Bond v. United States: One Crazy-Goofy Case

June 2, 2014

On June 2, 2014, the U.S. Supreme Court issued its ruling in Bond v. United States, No. 12-158, one of the crazy-goofiest cases ever presented to the Supreme Court. Here’s commentary from Amy Howe and Lyle Denniston, both from SCOTUSblog.

The case is very sad. Carole Ann Bond was married and living a pretty traditional life. She worked in a science field, was married, and, among other things, was pleased as punch when she learned about her good friend Myrlinda Haynes’ pregnancy. Until, that is, she found out her husband was the father-to-be. Then, she was sufficiently not pleased that she used chemicals to try and harm Ms. Haynes, her former friend. (The good news? Ms. Haynes suffered no significant injuries.)

Ms. Bond was charged with violations of the Chemical Weapons Convention Implementation Act of 1998, an act that, as its title suggests, was passed in furtherance of preventing the use of chemical weapons. In fact, the act was passed to implement U.S. obligations under the Convention of the Prohibition of the Development, Production, Stockpiling, and Use of Chemical Weapons, the same treaty that has been used to force Syria to give up its chemical weapons.

Ms. Bond pled guilty to the charges and appealed her conviction, arguing that the law as applied interfered with the right of the state of Pennsylvania to enforce its own criminal laws. She also argued that the laws she was charged with violating did not relate to what she did.

The Court of Appeals for the Third Circuit upheld the conviction, holding that Ms. Bond had no standing to complain on behalf of Pennsylvania about any federal interference with its right to charge her. The court also rejected her argument that she had not violated federal law. The Supreme Court granted certiorari, the government conceded the standing issue, the matter was heard again, and the conviction was again affirmed. The Court granted certiorari again and reversed the conviction, 9-0. However, contrary to some claims about a unanimous decision, the 9-0 ruling was anything but.

Chief Justice Roberts, writing for a six-justice majority that did not include Justices Scalia, Thomas, and Alito, refuses to accept the notion that Congress intended for a statute designed to implement a treaty to apply to ordinary crimes. He concludes his opinion by observing that “the global need to prevent chemical warfare does not require the Federal Government to reach into the kitchen cupboard, or to treat a local assault with a chemical irritant as the deployment of a chemical weapon,” and that “[t]here is no reason to suppose that Congress—in implementing the Convention on Chemical Weapons—thought otherwise.” He also observes, earlier in his opinion, that the words “chemical weapon” do not connote “everything from the detergent under the kitchen sink to the stain remover in the laundry room,” and mocks the notion that the federal government had any justifiable interest in prosecuting this case.

Two other points. First, the majority opinion grounds itself in basic, pretty much uncontested principles of federalism, recognizing the notion that the federal government stays out of state matters when it can. Second, the majority avoids reaching constitutional matters, another basic principle of Court jurisprudence.

Justice Scalia, in his concurrence (joined by the other two justices, who also write separate concurrences), agrees that the conviction should be set aside.
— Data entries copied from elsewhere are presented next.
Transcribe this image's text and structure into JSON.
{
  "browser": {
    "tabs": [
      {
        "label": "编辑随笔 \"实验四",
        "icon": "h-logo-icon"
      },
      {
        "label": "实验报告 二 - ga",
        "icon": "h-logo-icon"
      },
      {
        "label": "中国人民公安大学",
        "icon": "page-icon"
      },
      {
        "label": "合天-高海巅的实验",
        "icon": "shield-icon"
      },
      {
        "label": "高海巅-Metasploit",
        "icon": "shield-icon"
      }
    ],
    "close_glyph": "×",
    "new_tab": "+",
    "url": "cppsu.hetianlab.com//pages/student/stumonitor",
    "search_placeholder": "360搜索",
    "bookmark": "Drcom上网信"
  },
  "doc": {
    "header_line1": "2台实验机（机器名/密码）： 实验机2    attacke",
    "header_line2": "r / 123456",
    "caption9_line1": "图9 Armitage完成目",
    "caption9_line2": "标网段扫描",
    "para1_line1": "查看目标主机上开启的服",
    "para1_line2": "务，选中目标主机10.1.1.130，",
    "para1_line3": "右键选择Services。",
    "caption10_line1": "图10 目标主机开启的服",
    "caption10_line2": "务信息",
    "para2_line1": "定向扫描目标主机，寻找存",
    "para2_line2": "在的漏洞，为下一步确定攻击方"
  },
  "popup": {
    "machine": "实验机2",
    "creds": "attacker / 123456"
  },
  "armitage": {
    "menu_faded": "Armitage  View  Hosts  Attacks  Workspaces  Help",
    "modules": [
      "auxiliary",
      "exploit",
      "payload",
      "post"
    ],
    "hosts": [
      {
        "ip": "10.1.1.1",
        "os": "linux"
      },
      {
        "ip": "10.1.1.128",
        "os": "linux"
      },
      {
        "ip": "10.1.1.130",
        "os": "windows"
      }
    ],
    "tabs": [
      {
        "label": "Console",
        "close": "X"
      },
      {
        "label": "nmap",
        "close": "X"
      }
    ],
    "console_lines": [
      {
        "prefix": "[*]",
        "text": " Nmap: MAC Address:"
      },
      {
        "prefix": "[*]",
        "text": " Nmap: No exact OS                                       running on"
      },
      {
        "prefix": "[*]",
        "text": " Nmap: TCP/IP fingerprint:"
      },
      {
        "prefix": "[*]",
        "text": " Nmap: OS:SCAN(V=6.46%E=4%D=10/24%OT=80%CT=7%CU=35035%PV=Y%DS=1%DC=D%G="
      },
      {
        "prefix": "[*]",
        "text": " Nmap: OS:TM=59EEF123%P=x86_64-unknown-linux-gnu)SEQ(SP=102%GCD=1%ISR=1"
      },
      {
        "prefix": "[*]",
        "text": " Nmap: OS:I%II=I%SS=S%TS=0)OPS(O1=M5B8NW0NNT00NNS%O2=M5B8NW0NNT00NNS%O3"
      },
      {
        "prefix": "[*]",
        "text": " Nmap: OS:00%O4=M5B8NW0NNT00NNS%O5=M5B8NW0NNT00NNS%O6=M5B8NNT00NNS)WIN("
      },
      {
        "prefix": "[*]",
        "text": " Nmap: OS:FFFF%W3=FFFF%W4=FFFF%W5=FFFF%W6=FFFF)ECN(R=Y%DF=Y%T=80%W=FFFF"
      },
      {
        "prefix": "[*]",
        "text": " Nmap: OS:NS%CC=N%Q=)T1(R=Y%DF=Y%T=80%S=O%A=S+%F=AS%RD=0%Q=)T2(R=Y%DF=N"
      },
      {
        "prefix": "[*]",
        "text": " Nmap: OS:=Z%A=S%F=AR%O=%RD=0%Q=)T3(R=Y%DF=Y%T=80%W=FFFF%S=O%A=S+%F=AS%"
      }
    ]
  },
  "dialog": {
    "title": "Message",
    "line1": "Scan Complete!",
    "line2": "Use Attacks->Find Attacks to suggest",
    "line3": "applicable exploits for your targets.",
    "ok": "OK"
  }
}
However, he takes issue firmly with the notion that the statute does not apply to Ms. Bond’s conduct. He notes that she:

possessed and used “chemical[s] which through [their] chemical action on life processes can cause death, temporary incapacitation or permanent harm.” Thus, she possessed “toxic chemicals.” And, because they were not possessed or used only for a “purpose not prohibited,” … they were “chemical weapons.”

He concludes this part of his analysis by claiming the Court majority’s “result-driven antitextualism befogs what is evident” and, then, takes the position that the statute forces him to reach the constitutional questions.

Candidly, I cannot follow Justice Scalia’s analysis, or the analysis in the other concurrences. Perhaps that means I should be silent about these matters! Or, it may mean some matters are simply not worthy of discussion. Justice Scalia calls into question whether the statute, as “judicially amended” by the majority, can be enforced, conjuring up whether the majority’s reference to a dead goldfish, killed by vinegar, might matter if the goldfish owner is a politician whose goldfish has been murdered to send a message. Geez! Really? In an opinion written by a member of the Supreme Court of the United States.

I’m sure Justice Scalia has focused on principles that matter to him, and to Justices Thomas and Alito. Partly, his snarky, snide style makes following his position difficult. In the end, however, I can’t help thinking about how anyone can deem worthy of discussion the issues raised by the concurrences. Clearly, this case never should have been brought in federal court. No judgment from the prosecutor, or, as some might say, no sechel! Six justices saw that without much heavy lifting. Three did not!